In June 1943 the squadron moved to Malta to support the Allied invasion of Sicily before moving onto that island from where it supported the Allied landings on mainland Italy. In September it moved to airfields in Italy, but in December was re-allocated to the Lebanon for defensive duties. Re-equipped with Spitfire IXs, it moved to Corsica in April 1944 and took part in the Allied landing on the South Coast of France, remaining in France to support the Allied advance north until October 1944, when it returned to Naples and disbanded on 31 October.
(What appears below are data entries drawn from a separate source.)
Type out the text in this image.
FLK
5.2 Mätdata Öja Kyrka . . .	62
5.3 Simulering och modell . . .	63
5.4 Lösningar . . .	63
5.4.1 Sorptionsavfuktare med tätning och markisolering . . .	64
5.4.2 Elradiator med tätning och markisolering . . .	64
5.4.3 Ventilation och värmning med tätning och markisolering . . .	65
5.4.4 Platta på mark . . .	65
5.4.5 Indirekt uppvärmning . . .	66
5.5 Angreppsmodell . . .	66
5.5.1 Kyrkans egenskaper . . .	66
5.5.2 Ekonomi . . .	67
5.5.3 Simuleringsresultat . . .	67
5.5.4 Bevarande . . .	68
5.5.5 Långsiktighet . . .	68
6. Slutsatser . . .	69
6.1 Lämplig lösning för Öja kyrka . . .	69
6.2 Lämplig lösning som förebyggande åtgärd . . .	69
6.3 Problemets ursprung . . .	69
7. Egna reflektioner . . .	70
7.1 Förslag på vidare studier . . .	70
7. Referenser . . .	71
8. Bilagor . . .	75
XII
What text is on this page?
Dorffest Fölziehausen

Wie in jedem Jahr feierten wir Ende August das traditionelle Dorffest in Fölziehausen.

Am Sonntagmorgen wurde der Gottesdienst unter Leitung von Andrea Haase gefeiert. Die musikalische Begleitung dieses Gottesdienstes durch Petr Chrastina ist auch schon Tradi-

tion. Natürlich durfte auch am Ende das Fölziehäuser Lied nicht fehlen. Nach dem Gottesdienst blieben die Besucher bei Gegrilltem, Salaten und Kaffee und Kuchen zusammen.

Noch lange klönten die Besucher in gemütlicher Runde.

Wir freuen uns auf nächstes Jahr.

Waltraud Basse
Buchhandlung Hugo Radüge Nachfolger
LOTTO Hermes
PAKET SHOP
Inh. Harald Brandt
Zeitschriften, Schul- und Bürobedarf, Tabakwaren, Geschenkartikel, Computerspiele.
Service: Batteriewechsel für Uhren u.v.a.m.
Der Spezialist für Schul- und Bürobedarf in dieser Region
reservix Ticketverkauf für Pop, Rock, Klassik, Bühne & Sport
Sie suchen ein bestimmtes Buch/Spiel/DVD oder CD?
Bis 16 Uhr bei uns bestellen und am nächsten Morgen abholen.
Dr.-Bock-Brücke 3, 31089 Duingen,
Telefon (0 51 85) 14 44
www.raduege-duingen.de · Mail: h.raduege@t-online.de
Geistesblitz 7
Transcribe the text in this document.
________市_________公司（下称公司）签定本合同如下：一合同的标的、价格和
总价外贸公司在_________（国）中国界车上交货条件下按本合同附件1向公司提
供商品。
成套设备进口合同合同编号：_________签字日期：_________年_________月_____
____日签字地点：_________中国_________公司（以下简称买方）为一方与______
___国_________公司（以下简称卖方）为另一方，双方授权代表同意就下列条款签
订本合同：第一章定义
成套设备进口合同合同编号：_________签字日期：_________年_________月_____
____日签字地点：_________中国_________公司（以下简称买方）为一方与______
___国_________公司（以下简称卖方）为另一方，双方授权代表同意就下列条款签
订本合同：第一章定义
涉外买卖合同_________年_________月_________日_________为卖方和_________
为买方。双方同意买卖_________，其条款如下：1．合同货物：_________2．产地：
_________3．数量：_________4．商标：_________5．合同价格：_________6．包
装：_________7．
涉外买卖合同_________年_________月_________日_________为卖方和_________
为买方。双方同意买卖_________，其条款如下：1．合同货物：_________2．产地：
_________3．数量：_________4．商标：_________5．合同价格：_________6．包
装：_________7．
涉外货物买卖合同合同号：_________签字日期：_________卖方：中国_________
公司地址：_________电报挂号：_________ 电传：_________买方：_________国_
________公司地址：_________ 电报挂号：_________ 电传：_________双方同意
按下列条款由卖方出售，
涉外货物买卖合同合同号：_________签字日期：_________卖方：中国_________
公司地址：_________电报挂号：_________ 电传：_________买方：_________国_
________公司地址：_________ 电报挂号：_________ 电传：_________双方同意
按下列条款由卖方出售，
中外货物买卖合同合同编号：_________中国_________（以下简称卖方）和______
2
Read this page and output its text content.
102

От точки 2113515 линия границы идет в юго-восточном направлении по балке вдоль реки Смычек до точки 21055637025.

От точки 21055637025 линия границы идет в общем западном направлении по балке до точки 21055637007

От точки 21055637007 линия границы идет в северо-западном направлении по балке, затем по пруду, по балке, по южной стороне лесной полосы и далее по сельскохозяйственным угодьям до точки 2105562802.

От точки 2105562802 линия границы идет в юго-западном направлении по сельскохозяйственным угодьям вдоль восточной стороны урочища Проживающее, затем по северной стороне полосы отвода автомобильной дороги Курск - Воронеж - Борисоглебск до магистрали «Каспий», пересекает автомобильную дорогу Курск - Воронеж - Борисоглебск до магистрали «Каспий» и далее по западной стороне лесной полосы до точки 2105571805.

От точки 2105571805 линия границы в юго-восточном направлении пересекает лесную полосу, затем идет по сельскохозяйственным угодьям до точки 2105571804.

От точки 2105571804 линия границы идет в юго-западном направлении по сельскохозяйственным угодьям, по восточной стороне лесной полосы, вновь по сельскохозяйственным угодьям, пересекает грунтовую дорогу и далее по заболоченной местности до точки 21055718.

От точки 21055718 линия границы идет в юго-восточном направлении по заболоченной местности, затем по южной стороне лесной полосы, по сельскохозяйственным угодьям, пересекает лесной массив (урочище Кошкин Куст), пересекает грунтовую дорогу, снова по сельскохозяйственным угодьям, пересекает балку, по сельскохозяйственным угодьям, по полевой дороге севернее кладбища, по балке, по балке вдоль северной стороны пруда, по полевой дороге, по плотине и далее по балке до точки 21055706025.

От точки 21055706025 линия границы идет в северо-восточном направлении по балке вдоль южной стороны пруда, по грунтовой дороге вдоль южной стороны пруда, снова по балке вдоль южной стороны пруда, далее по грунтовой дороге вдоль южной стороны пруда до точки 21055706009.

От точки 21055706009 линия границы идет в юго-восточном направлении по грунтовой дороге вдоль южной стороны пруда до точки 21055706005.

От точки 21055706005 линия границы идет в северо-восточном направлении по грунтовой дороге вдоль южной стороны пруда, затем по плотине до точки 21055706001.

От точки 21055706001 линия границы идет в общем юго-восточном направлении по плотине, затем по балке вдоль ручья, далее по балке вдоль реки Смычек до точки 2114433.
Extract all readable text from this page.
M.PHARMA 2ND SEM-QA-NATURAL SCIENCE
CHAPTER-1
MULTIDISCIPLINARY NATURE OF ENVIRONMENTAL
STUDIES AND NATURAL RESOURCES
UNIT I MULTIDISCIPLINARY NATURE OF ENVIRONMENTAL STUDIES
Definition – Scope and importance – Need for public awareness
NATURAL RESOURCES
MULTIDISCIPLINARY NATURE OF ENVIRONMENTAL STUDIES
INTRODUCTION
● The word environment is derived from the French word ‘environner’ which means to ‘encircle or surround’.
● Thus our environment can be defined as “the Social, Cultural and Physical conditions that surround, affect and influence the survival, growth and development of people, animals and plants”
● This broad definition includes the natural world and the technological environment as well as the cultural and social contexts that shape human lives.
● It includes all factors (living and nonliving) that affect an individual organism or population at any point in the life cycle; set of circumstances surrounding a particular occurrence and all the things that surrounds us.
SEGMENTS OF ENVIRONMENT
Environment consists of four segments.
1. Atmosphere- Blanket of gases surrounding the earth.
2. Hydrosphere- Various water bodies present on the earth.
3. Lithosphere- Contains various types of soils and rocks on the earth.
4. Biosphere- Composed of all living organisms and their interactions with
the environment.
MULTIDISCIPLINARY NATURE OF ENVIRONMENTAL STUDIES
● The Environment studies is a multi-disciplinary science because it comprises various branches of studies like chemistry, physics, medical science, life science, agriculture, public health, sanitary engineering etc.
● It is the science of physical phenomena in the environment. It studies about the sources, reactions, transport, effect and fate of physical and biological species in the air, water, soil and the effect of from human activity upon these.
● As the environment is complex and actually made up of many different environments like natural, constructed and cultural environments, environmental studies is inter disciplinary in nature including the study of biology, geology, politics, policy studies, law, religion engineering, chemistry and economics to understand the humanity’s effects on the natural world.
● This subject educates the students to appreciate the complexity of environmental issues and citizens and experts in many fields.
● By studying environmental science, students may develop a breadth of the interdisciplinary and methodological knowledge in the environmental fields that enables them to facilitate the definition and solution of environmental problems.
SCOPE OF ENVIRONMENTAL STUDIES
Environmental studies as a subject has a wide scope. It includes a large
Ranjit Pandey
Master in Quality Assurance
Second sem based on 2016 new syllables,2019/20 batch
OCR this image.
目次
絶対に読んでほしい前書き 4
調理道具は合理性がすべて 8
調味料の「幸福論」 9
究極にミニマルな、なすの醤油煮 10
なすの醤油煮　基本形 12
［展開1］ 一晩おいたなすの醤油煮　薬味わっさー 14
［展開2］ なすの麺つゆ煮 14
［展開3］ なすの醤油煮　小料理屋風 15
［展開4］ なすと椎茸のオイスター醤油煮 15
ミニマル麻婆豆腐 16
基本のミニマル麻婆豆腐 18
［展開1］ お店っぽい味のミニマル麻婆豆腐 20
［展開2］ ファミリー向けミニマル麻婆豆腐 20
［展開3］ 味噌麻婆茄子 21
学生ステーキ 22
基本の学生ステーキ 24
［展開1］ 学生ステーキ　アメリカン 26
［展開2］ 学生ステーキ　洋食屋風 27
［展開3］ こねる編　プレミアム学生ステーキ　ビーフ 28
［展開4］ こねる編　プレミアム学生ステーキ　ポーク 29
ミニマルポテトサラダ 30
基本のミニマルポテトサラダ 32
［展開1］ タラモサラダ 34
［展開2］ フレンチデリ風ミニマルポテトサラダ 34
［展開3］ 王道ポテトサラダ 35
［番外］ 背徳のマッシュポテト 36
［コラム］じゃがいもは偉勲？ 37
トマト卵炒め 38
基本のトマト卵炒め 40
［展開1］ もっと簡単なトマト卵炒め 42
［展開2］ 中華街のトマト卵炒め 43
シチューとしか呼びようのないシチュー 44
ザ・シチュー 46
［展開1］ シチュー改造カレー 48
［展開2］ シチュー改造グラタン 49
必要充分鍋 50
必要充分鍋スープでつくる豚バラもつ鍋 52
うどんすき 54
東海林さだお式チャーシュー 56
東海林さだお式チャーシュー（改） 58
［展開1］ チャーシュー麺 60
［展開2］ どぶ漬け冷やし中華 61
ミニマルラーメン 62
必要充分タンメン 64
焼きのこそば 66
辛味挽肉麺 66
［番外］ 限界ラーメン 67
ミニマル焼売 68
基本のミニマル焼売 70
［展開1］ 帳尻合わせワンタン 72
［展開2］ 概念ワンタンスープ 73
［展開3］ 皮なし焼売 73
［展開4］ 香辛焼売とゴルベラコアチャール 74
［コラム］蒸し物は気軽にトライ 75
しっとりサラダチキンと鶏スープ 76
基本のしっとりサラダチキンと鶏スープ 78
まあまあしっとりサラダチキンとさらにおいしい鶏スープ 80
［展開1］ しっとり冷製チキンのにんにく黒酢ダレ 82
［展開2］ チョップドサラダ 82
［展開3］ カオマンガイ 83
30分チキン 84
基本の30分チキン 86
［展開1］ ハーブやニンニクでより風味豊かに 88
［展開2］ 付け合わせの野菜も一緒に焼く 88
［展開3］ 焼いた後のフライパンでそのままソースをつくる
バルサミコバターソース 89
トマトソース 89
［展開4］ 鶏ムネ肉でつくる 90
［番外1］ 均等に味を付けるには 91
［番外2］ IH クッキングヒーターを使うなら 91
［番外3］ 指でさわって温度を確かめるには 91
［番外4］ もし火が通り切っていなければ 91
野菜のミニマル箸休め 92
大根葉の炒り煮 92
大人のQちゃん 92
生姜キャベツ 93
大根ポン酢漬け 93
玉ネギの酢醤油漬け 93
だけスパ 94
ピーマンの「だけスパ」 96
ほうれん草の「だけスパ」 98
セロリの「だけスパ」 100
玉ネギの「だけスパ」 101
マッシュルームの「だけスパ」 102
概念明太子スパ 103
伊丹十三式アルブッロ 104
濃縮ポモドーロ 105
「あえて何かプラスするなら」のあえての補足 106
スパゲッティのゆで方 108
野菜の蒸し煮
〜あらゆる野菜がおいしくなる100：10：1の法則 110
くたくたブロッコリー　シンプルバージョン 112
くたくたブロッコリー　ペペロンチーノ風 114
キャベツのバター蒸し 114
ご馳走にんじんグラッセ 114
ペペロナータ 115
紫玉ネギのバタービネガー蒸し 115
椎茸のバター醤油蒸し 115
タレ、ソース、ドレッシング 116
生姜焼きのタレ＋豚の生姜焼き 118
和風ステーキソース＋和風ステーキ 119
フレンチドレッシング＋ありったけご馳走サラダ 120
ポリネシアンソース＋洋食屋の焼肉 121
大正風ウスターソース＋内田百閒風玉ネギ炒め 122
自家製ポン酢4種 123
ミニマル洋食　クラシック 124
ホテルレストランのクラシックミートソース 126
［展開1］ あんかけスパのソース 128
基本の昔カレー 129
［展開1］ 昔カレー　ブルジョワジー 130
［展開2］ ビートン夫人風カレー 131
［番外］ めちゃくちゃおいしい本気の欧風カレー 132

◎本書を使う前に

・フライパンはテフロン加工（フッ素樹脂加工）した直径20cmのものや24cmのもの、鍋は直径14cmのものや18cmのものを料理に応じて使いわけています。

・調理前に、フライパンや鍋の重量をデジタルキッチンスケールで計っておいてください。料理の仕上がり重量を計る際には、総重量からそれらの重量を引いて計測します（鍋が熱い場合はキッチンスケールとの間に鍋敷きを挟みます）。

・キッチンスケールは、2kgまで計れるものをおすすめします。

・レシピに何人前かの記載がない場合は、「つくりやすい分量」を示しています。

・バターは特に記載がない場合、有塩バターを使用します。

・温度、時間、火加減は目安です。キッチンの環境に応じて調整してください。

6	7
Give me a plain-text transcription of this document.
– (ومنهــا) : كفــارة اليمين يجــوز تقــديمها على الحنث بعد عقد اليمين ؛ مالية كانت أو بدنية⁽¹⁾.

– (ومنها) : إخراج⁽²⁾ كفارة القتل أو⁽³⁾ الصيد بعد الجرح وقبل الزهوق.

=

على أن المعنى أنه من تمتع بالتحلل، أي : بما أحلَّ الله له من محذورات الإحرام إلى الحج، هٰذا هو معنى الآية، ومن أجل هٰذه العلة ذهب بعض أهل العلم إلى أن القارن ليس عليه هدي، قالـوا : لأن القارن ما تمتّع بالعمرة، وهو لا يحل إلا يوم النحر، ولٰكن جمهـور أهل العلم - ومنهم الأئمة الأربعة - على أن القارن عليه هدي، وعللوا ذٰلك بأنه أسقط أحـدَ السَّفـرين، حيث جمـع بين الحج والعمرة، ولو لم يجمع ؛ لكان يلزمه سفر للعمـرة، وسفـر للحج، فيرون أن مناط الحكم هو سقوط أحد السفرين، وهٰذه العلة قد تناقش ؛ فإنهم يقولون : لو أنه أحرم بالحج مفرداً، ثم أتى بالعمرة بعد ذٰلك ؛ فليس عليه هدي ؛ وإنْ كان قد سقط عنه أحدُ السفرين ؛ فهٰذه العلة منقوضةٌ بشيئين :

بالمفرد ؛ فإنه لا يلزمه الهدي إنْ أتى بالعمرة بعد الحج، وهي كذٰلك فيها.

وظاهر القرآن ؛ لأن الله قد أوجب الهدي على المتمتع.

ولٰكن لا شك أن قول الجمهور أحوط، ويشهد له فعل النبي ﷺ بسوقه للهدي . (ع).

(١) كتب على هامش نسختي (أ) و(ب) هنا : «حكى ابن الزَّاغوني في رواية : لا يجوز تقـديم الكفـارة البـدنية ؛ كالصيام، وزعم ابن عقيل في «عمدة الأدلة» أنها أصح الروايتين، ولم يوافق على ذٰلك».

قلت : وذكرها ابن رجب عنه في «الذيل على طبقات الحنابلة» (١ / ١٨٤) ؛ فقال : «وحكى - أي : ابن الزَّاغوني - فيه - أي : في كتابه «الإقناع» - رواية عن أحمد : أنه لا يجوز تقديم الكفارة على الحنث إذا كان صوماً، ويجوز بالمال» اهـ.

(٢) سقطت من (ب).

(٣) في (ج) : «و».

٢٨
====As Transport squadron====
The squadron reformed on 15 November 1944 at RAF Stoney Cross as a transport unit equipped with Vickers Wellington XVIs until 6 January 1945 when the aircraft were transferred to No 242 Squadron and the ground crews were used to form two other units, No. 243 Squadron RAF rear echelon and No. 1315 Flight RAF. However, the squadron was not disbanded and it immediately received new aircraft, in the form of Consolidated Liberators, and crews. These were taken to India in February where it immediately began carrying out transport flights throughout South-East Asia. In July some Douglas Skymaster Is were received and these were used to fly a Ceylon-Australia service until February 1946, when the Skymasters were returned to the UK, but the service was then resumed in March, the Skymasters having been replaced by Avro Lancastrians. The squadron finally disbanded on 15 August 1946 at Poona, its routes being taken over by civilian airlines in the meantime.